Did feel the absence of a used book & music store nearby as there had been in Greensboro, but was able to trade those two vices for another. Contrary to popular opinion, I can change. I can adapt. If I have to. After the main event I took a little extra time to finally see the new Udvar-Hazy addition to the National Air & Space museum. Only ~20 miles from the hotel, (just a little south of Frying Pan Road, which seemed appropriate in the heat) but also 20 miles closer to the dark center of evil (DC). Certainly worth a couple hours if you have any interest in things with wings. And plenty of books there to browse through too. I should know better than to re-awaken a comfortably dormant vice, but even I can't do all bikes all the time. Already in the proper frame of mind I suppose, after the Cirque. Just another room full of other people's toys that I'm not allowed to play with. Spousal unit got to visit her pet Grumman Hellcat (I swear, I didn't know that about her when we got married. She didn't know that about herself. Oh believe me, I've tried to interest her in the delights of Beechcraft Staggerwings, Monocoupes, and Wacos. But nooooooo, I might as well be talking about bikes. She's not listening. At least she has developed an appreciation for radial engines and open cockpits. There's still hope for us. Next, she's going to be exposed to gliders. Heh heh heh. I can hardly wait.) and I got to visit some of my own pet planes. Also accidentally learned about a particular powered glider design that I didn't know existed. It still happens.

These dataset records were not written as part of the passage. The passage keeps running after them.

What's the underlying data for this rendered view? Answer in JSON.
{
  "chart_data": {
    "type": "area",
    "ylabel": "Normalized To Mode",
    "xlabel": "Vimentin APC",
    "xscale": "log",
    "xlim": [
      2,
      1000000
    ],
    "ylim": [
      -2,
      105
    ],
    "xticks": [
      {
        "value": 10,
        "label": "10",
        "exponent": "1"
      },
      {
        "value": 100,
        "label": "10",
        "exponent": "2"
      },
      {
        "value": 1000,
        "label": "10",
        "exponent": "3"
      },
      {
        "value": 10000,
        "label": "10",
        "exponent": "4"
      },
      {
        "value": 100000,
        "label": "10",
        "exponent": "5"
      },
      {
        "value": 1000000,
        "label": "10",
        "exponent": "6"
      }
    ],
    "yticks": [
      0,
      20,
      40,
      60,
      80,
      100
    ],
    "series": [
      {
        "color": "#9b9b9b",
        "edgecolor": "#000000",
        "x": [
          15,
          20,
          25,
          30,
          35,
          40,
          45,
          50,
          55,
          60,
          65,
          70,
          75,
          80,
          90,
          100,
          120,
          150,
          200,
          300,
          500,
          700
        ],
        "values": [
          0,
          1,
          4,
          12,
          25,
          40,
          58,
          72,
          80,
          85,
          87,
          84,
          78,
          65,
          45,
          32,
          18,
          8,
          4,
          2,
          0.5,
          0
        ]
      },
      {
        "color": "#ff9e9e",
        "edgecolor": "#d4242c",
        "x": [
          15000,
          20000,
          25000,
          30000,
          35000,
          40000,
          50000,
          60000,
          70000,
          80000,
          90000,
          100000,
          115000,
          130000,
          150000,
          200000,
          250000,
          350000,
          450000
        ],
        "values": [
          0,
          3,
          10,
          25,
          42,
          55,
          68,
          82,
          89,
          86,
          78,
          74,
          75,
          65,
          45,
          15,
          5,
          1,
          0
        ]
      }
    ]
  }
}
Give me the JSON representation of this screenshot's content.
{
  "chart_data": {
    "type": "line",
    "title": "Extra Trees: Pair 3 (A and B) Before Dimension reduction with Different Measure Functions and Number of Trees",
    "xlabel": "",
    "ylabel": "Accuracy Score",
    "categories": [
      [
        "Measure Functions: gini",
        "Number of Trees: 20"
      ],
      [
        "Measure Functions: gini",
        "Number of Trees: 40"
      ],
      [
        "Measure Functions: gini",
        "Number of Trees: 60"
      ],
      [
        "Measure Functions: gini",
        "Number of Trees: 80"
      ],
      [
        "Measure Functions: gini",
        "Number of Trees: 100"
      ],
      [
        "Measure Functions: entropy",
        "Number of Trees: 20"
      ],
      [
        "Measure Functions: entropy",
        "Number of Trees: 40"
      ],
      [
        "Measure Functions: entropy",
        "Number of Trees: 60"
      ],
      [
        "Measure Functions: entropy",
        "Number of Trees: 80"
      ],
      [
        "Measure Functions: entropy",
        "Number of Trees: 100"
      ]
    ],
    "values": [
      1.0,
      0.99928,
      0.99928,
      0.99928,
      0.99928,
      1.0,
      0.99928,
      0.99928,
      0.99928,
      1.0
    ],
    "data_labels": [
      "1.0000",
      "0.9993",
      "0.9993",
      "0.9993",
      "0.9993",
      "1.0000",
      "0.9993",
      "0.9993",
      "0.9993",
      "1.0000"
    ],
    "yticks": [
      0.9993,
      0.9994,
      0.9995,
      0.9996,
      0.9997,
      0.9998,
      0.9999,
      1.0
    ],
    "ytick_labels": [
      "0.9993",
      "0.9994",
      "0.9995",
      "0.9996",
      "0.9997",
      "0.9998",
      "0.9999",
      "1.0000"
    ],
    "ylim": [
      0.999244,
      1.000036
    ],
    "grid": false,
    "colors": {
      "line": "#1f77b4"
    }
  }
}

Uncomfortable sitting at home now, in addition to Cirque withdrawal and other consequences of the trip, there's a large box in the living room. Too large not to notice, size and shape of bike box, and sitting right where I would put a recently arrived bike box. But it's NOT a new bike. Just something the spousal unit ordered before we departed for the Cirque. Every time my eyes wander in that direction my brain goes "Wow!. Did I buy a bike?! Oh right, it's not a bike. DOH That's torture. All I got was these John Hiatt and Richard Thompson CDs. New driving music. That'll be dangerous fun, in a cheerfully bitter, delightfully depressing sort of way:

Used to take 7 pills Just to get up in the morning From 7 different doctors With 7 different warnings I'd call 'em up to say I'm coming apart They'd say call us back When the fireworks start.

Ahhhhhhhh, great stuff. A little too on target, but sing it with a snarl and a smile. Let's drive. How long til T-town?

Thanks to Wayne & MJ, and our benevolent overlord Dale. Nothing else I do, short of leaving the country to romp with the wallabies and wombats for a while, provides the total disconnect from the real world that I get from the Cirque. Geographic location and schedule of events are irrelevant. We go where it goes. It's all an excellent escape. Temporary though it is, it's worth every minute I can hide out. Reservations made for next year. Counting the days. See ya there.

Blah blah blah. It was a hoot and a half.